First, a bit about Turtles from the Infallible Wikipedia:

“Turtles are an order of reptiles known as Testudines, characterized by a special shell developed mainly from their ribs. Modern turtles are divided into two major groups, the Pleurodira (side necked turtles) and Cryptodira (hidden necked turtles), which differ in the way the head retracts. There are 360 living and recently extinct species of turtles, including land-dwelling tortoises and freshwater terrapins.” 

Granted the scientific information does not really do the animal justice. Turtles are truly fascinating creatures due, in my opinion, to their exoskeleton bone cover which gives them a look unique to other creatures.

Turtles can be gigantic, like the huge leatherback turtle, which can be almost 9 feet in length and weigh more than 1,100 pounds, or as small as the Speckled Cape Tortoise. Native to South Africa it measures no more than 3.9 inches and weighs less than 6.1 ounces.

But back to the long ago memory. It is September 1966 and the long anticipated Central Washington State Fair. In those years, there was one weekday afternoon when every elementary aged school boy and girl was released at noon for “Fair Day.” Oh what a glorious event that was. The horde would descend upon the midway and rides filled with screaming children; cows, goats, and other livestock were terrorized by thousands of small hands all seeking to pet the animals; and the carnival barkers collected every last cent the kids had to spend.

This particular year – and to this day I’m not quite sure HOW it came to be – my sister and I happened upon a booth which was selling turtles. Incredibly cute and tiny turtles. Each one probably cost the victim buyer 50 cents but those turtles instantly became a ‘must have’ item. So we each got a turtle which, if I remember correctly, was put into a plastic bag partially filled with water and then ‘inflated’ to give the creature air, for us to carry home.

I also cannot recall my mother’s reaction but I imagine she was less than thrilled as a space had to be found for our two new residents. A large round avocado green tub was acquired and an ‘island’ was built inside for the turtles.
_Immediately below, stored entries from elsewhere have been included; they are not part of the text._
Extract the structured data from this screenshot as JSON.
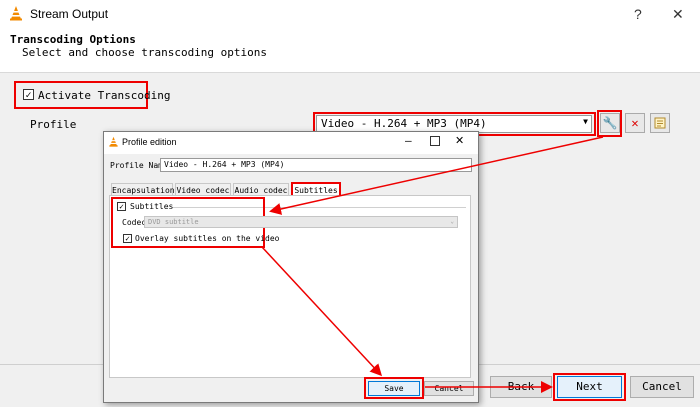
{
  "window": {
    "title": "Stream Output",
    "help_label": "?",
    "close_label": "✕"
  },
  "header": {
    "title": "Transcoding Options",
    "subtitle": "Select and choose transcoding options"
  },
  "activate": {
    "label": "Activate Transcoding",
    "checked": true
  },
  "profile": {
    "label": "Profile",
    "selected": "Video - H.264 + MP3 (MP4)"
  },
  "buttons": {
    "back": "Back",
    "next": "Next",
    "cancel": "Cancel"
  },
  "dialog": {
    "title": "Profile edition",
    "profile_name_label": "Profile Name",
    "profile_name_value": "Video - H.264 + MP3 (MP4)",
    "tabs": [
      "Encapsulation",
      "Video codec",
      "Audio codec",
      "Subtitles"
    ],
    "active_tab": "Subtitles",
    "subtitles_label": "Subtitles",
    "codec_label": "Codec",
    "codec_value": "DVD subtitle",
    "overlay_label": "Overlay subtitles on the video",
    "save_label": "Save",
    "cancel_label": "Cancel"
  },
  "colors": {
    "highlight_red": "#e00000",
    "vlc_orange": "#f28a00"
  }
}
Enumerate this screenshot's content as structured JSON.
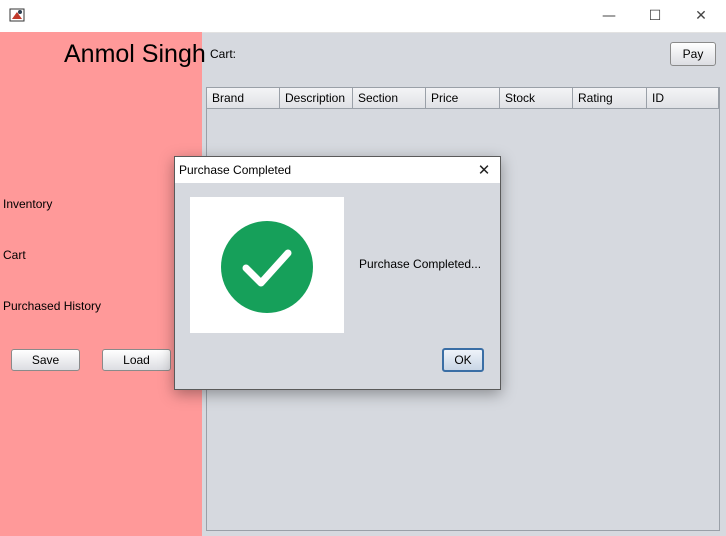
{
  "window": {
    "minimize_glyph": "—",
    "maximize_glyph": "☐",
    "close_glyph": "✕"
  },
  "sidebar": {
    "user_name": "Anmol Singh",
    "links": [
      "Inventory",
      "Cart",
      "Purchased History"
    ],
    "save_label": "Save",
    "load_label": "Load",
    "background_color": "#ff9999"
  },
  "main": {
    "cart_label": "Cart:",
    "pay_label": "Pay",
    "table_columns": [
      "Brand",
      "Description",
      "Section",
      "Price",
      "Stock",
      "Rating",
      "ID"
    ]
  },
  "dialog": {
    "title": "Purchase Completed",
    "message": "Purchase Completed...",
    "ok_label": "OK",
    "close_glyph": "✕",
    "icon": "check-circle-icon",
    "icon_color": "#16a05a"
  }
}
The author and her sister in the summer of 1967, saying goodbye to Gilligan and the Professor

My sister and I named our two turtles Gilligan (mine) and the Professor (hers) after two characters from one of the most popular and favorite TV shows of the time “Gilligan’s Island.”

My childhood memory is that we dutifully fed our turtles and took good care of them. No doubt the chore fell mostly to my mother who didn’t want the turtles in the first place.

On it went and then, in the summer of 1967, it was decided that Gilligan and the Professor had outgrown their avocado green paradise and needed to find a new home. That new home, it turned out, was Sportsman Park just east of the Yakima River.

It was a hot summer day when my Dad, sister, and me took the turtles to the designated release spot. My grandmother – Dad’s mom – was along with us and took two pictures that day. On the back of one she wrote “Goodby turtles! Swim Happy! 1967” So my sister and me said our goodbyes, placed them on the ground and watched as they eagerly ran to the water and slipped into the pond, swimming away.

At Sportsman Park about to set the turtles free

I imagine I was a bit sad watching Gilligan leave but being that I was barely 10 years old, I got over it.

Fast forward to 2013, maybe 2014, and the hubby and I are Geocaching at Sportsman Park in Yakima. As we are walking along a path, I notice there are signs which tell about the various wildlife which lives there. We stop at this one pond and depicted there are pictures of turtles… which look just like Gilligan and the Professor.

I imagine there were other children whose parents also sought new ‘homes’ for turtles which had been brought home as a prize from the fair; I doubt ours were the only such creatures who found a new home in that pond.

On the other hand, while it was common practice to sell animals at fairs in the 1960’s, as a society we’ve come to appreciate that the introduction of non-native species can have a negative effect on the native species and the new habitat. Unfortunately, we didn’t know any better back then. The practice of selling turtles at fairs ended in the mid-1970’s.

So celebrate World Turtle Day through admiration of these amazing creatures and by leaving them alone to be, well, turtles.